NEW YORK, NY – NOVEMBER 21: New York Mayor Bill de Blasio joins other Democratic officials, labor members and activists in front of Trump Tower to protest against the proposed Republican tax overhauls on November 21, 2017 in New York City. De Blasio stated that the controversial tax plan in Congress would hit New York City seniors the poor and the middle class the hardest. (Photo by Spencer Platt/Getty Images)
Speaking to John Catsimatidis of AM 970 radio on Sunday (June 10), DEA Special Agent in Charge of New York, James Hunt, criticized Mayor Bill de Blasio’s recent order to NYPD to stop arresting people caught smoking marijuana in public.

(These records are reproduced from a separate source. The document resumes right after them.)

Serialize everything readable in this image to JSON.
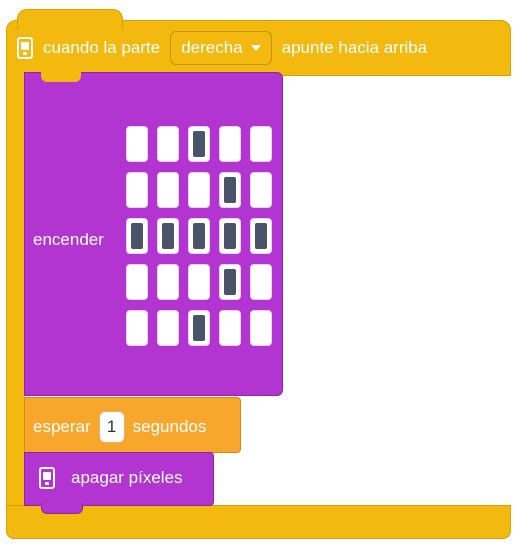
{
  "hat": {
    "label_prefix": "cuando la parte",
    "dropdown_value": "derecha",
    "label_suffix": "apunte hacia arriba",
    "icon": "hub-icon",
    "color": "#f3b90f"
  },
  "light_block": {
    "label": "encender",
    "color": "#b335d1",
    "matrix": [
      [
        0,
        0,
        1,
        0,
        0
      ],
      [
        0,
        0,
        0,
        1,
        0
      ],
      [
        1,
        1,
        1,
        1,
        1
      ],
      [
        0,
        0,
        0,
        1,
        0
      ],
      [
        0,
        0,
        1,
        0,
        0
      ]
    ]
  },
  "wait_block": {
    "label_prefix": "esperar",
    "value": "1",
    "label_suffix": "segundos",
    "color": "#f9a72c"
  },
  "clear_block": {
    "label": "apagar píxeles",
    "icon": "hub-icon",
    "color": "#b335d1"
  }
}
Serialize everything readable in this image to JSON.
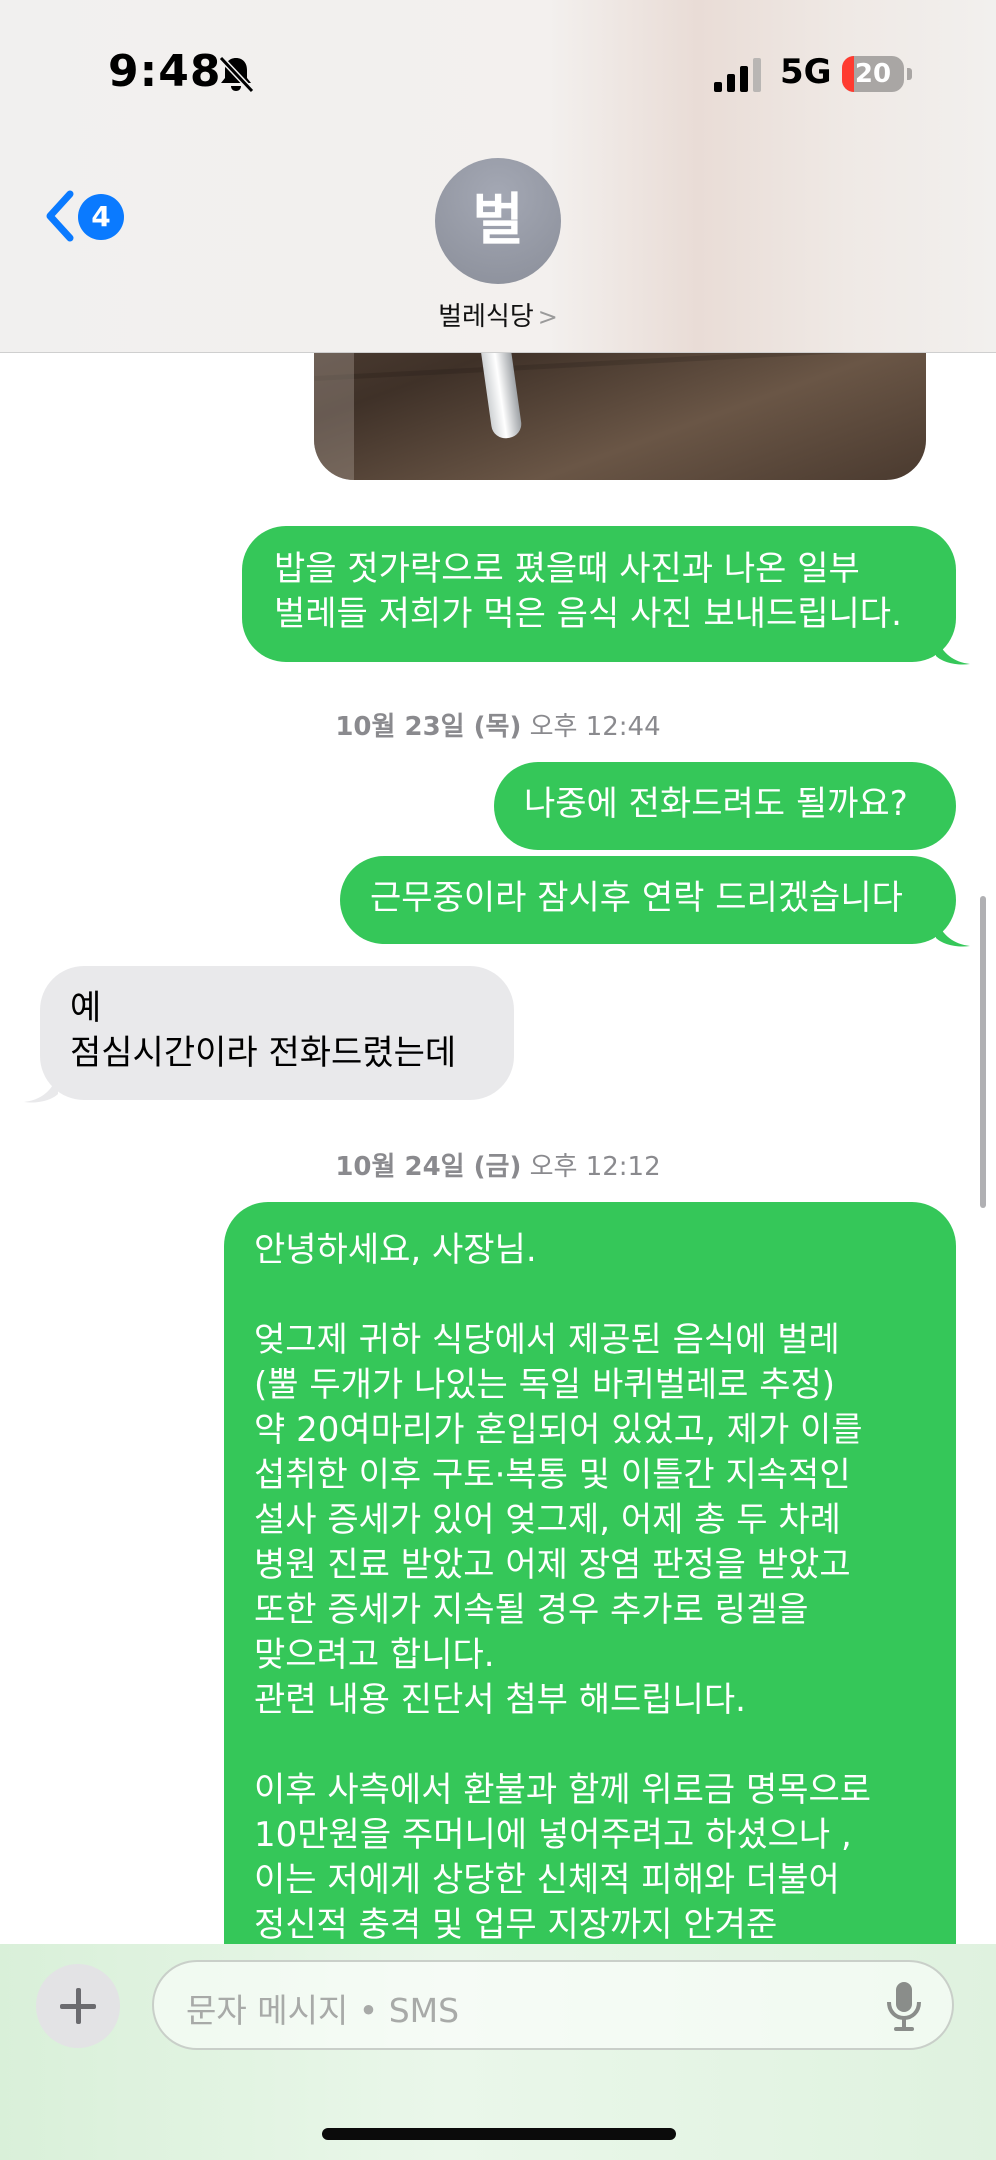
{
  "status_bar": {
    "time": "9:48",
    "network": "5G",
    "battery": "20",
    "battery_level": 0.2
  },
  "header": {
    "back_badge": "4",
    "avatar_initial": "벌",
    "contact_name": "벌레식당",
    "contact_chevron": ">"
  },
  "messages": {
    "m1": "밥을 젓가락으로 폈을때 사진과 나온 일부\n벌레들 저희가 먹은 음식 사진 보내드립니다.",
    "ts1_date": "10월 23일 (목)",
    "ts1_time": "오후 12:44",
    "m2": "나중에 전화드려도 될까요?",
    "m3": "근무중이라 잠시후 연락 드리겠습니다",
    "m4": "예\n점심시간이라 전화드렸는데",
    "ts2_date": "10월 24일 (금)",
    "ts2_time": "오후 12:12",
    "m5": "안녕하세요, 사장님.\n\n엊그제 귀하 식당에서 제공된 음식에 벌레\n(뿔 두개가 나있는 독일 바퀴벌레로 추정)\n약 20여마리가 혼입되어 있었고, 제가 이를\n섭취한 이후 구토·복통 및 이틀간 지속적인\n설사 증세가 있어 엊그제, 어제 총 두 차례\n병원 진료 받았고 어제 장염 판정을 받았고\n또한 증세가 지속될 경우 추가로 링겔을\n맞으려고 합니다.\n관련 내용 진단서 첨부 해드립니다.\n\n이후 사측에서 환불과 함께 위로금 명목으로\n10만원을 주머니에 넣어주려고 하셨으나 ,\n이는 저에게 상당한 신체적 피해와 더불어\n정신적 충격 및 업무 지장까지 안겨준"
  },
  "input": {
    "placeholder": "문자 메시지 • SMS"
  },
  "colors": {
    "sent_bubble": "#35c759",
    "received_bubble": "#e9e9eb",
    "badge": "#0a7aff",
    "battery_low": "#ff3b30"
  },
  "icons": [
    "bell-slash-icon",
    "signal-icon",
    "battery-icon",
    "chevron-left-icon",
    "plus-icon",
    "mic-icon"
  ]
}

Appearing on the show to discuss the opioid crisis, Hunt was asked about the recent orders from de Blasio to which he responded: “It’s still against the law federally.” He said that while the NYPD may be loosening its grip on cannabis arrests, the DEA “will not stop enforcing, because Congress makes these laws.”
In May, Manhattan District Attorney Cyrus Vance Jr. announced that his office will no longer pursue cases for minor cannabis-related offenses. The policy, which has prompted DAs in other New York boroughs to consider doing the same, will begin on August 1st.

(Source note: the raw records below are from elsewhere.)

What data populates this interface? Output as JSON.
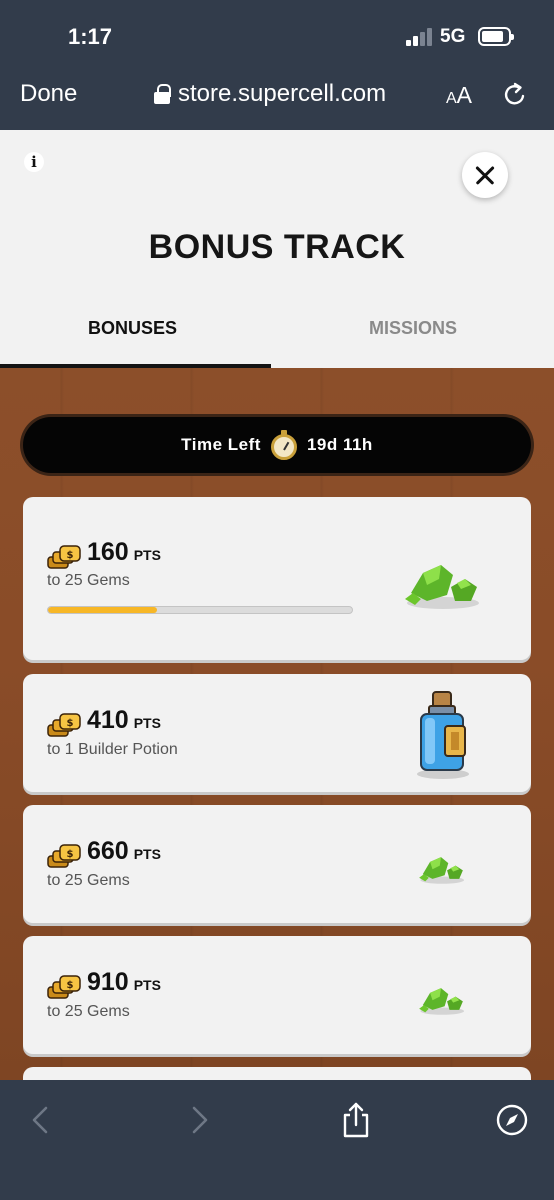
{
  "status_bar": {
    "time": "1:17",
    "network": "5G"
  },
  "browser": {
    "done_label": "Done",
    "url": "store.supercell.com",
    "aa_small": "A",
    "aa_large": "A"
  },
  "modal": {
    "info_label": "i",
    "title": "BONUS TRACK",
    "tabs": [
      {
        "label": "BONUSES",
        "active": true
      },
      {
        "label": "MISSIONS",
        "active": false
      }
    ]
  },
  "timer": {
    "label": "Time Left",
    "value": "19d 11h"
  },
  "bonuses": [
    {
      "points": "160",
      "unit": "PTS",
      "reward": "to 25 Gems",
      "icon": "gem-pile-icon",
      "progress": 0.36
    },
    {
      "points": "410",
      "unit": "PTS",
      "reward": "to 1 Builder Potion",
      "icon": "builder-potion-icon"
    },
    {
      "points": "660",
      "unit": "PTS",
      "reward": "to 25 Gems",
      "icon": "gem-pile-icon"
    },
    {
      "points": "910",
      "unit": "PTS",
      "reward": "to 25 Gems",
      "icon": "gem-pile-icon"
    }
  ],
  "colors": {
    "progress": "#f7b727",
    "wood": "#8a4c28",
    "gem": "#6cc62c"
  }
}
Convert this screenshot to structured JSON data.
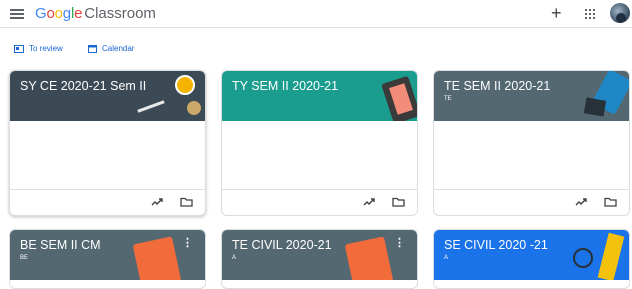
{
  "app": {
    "brand_google": "Google",
    "brand_product": "Classroom"
  },
  "topbar": {
    "icons": [
      "menu-icon",
      "plus-icon",
      "apps-grid-icon",
      "avatar"
    ]
  },
  "links": {
    "to_review": "To review",
    "calendar": "Calendar"
  },
  "colors": {
    "dark_slate": "#3c4a55",
    "teal": "#1a9d8f",
    "slate_gray": "#546872",
    "blue": "#1a73e8",
    "link_blue": "#1967d2"
  },
  "cards": [
    {
      "title": "SY CE 2020-21 Sem II",
      "subtitle": "",
      "theme": "dark_slate"
    },
    {
      "title": "TY SEM II 2020-21",
      "subtitle": "",
      "theme": "teal"
    },
    {
      "title": "TE SEM II 2020-21",
      "subtitle": "TE",
      "theme": "slate_gray"
    },
    {
      "title": "BE SEM II CM",
      "subtitle": "BE",
      "theme": "slate_gray"
    },
    {
      "title": "TE CIVIL 2020-21",
      "subtitle": "A",
      "theme": "slate_gray"
    },
    {
      "title": "SE CIVIL 2020 -21",
      "subtitle": "A",
      "theme": "blue"
    }
  ]
}
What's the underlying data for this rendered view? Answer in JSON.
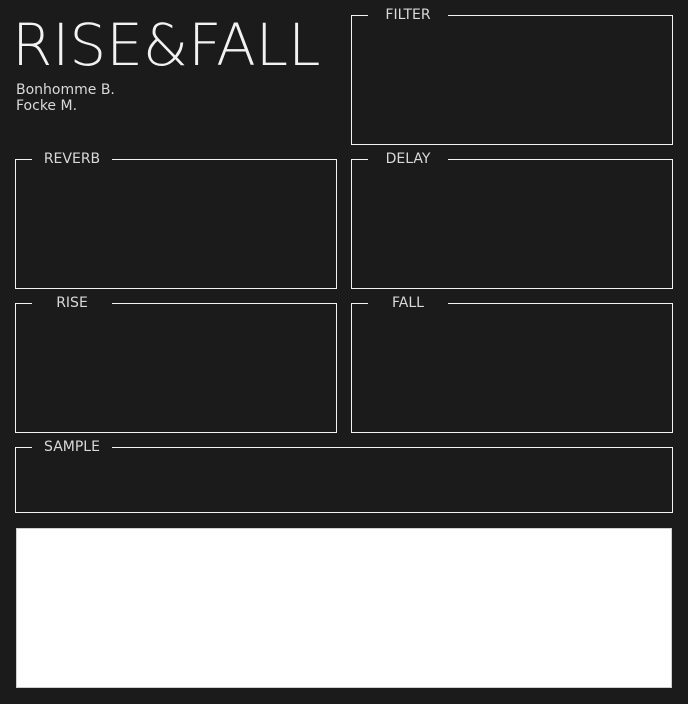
{
  "header": {
    "title": "RISE&FALL",
    "authors": [
      "Bonhomme B.",
      "Focke M."
    ]
  },
  "panels": {
    "filter": {
      "label": "FILTER"
    },
    "reverb": {
      "label": "REVERB"
    },
    "delay": {
      "label": "DELAY"
    },
    "rise": {
      "label": "RISE"
    },
    "fall": {
      "label": "FALL"
    },
    "sample": {
      "label": "SAMPLE"
    }
  },
  "colors": {
    "background": "#1b1b1b",
    "border": "#f2f2f2",
    "waveform_bg": "#ffffff"
  }
}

In the following days, Mayor de Blasio ordered the NYPD to conduct a 30-day review of the department’s drug enforcement policies, later telling police chiefs to alter their practices when it comes to public smoking. According to a report from CNN, the mayor ordered the NYPD to issue court summons rather than arresting those caught smoking weed in public.
When asked by CNN whether the NYPD will follow through with Mayor de Blasio’s request, Deputy Commissioner of Public Information Phil Walzak said that the order is “certainly part of [the 30-day] review.”
While arrests continue, low-level possession of marijuana was decriminalized as far back as 1977 when the punishment for possession of up to 25 grams was reduced to a fine of $100. Despite the change, public consumption of cannabis remained an arrestable offense and has recently been at the center of a controversy in which The New York Times found that the NYPD arrests people of color for smoking marijuana at a far higher rate than their white counterparts despite similar rates of use.
Shortly after he was elected, de Blasio issued a similar order to the NYPD calling for a summons to be issued to those caught possessing under 25 grams. That order reduced the number of arrests by around 8,500 though arrest rates still remained well above previous years.